Upon the occurrence of an event of default, at the election of the Agent and the applicable lender or lenders, the above interest rates may be increased by 2.0% per annum.
. . .
On December 3, 2012, the Company issued a press release announcing the entry into the Credit Agreement. A copy of the Company's December 3, 2012 press release is attached hereto as Exhibit 99.1 and is hereby incorporated by reference.
(a) Financial statements:
None
(b) Pro forma financial information:
None
(c) Shell company transactions:
None
(d) Exhibits
99.1 Press Release of InfuSystem Holdings, Inc. dated December 3, 2012
Important Additional Information About a Provision of the Credit Agreement
In connection with provisions of the Credit Agreement whereby the Company will use its best efforts to obtain stockholder approval for an amendment to the Company's Certificate of Incorporation, the Company will file with the Securities and Exchange Commission ("SEC") a proxy statement and relevant documents concerning the proposed amendment to the Certificate of Incorporation.

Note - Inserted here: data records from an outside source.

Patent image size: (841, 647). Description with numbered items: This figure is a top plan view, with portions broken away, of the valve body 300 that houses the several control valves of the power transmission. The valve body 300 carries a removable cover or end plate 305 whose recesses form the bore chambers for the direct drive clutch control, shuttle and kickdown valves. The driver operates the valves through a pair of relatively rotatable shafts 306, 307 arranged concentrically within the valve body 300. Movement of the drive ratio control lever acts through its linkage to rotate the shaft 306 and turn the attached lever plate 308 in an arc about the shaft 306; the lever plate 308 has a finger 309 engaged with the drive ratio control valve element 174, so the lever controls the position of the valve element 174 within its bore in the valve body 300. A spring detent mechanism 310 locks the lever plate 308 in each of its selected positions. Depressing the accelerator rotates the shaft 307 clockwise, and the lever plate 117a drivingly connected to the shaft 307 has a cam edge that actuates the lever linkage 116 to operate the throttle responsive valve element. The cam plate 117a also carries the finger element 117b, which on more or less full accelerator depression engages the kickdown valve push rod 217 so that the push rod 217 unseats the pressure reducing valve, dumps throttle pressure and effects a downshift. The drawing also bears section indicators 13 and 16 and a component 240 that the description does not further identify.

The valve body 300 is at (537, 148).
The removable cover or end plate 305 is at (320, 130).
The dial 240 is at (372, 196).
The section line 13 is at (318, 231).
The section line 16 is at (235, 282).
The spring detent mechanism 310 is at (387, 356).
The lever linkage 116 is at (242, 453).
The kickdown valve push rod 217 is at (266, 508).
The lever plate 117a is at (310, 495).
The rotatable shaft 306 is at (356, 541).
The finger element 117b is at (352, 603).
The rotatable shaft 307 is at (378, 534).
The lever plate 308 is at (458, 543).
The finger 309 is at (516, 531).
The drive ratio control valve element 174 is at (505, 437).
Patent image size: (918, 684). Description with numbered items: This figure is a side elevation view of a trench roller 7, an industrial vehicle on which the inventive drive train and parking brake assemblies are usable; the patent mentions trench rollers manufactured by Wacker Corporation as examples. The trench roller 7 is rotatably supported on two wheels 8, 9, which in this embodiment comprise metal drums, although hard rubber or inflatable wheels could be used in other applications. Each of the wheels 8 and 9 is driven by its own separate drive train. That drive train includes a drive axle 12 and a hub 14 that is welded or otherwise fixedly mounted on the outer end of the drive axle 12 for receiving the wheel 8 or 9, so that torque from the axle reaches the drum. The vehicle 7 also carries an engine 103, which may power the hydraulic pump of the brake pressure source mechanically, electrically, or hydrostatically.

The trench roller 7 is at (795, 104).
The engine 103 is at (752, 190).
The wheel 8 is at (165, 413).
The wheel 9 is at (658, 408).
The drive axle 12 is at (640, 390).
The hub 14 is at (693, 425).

The Company urges investors and security holders to read the proxy statement and any other relevant documents filed with the SEC when they become available because they will contain important information about the Company and the proposed amendment to the Certificate of Incorporation. The Company's SEC filings, including the proxy statement and any other transaction-related filings (when they become available), may be obtained free of charge at
The Company and its directors, executive officers and certain other members of its management and employees may, under SEC rules, be deemed to be participants in the solicitation of proxies from the Company's stockholders in connection with the amendment to the Certificate of Incorporation. Information regarding the interests of such directors and executive officers (which may be different than those of the Company's stockholders generally) will be included in the proxy statement relating to the proposed amendment to the Certificate of Incorporation when it becomes available. In addition, information about the Company's executive officers and directors is available in its proxy statement previously filed with the SEC on May 7, 2012. Free copies of these documents may be obtained using the contact information above.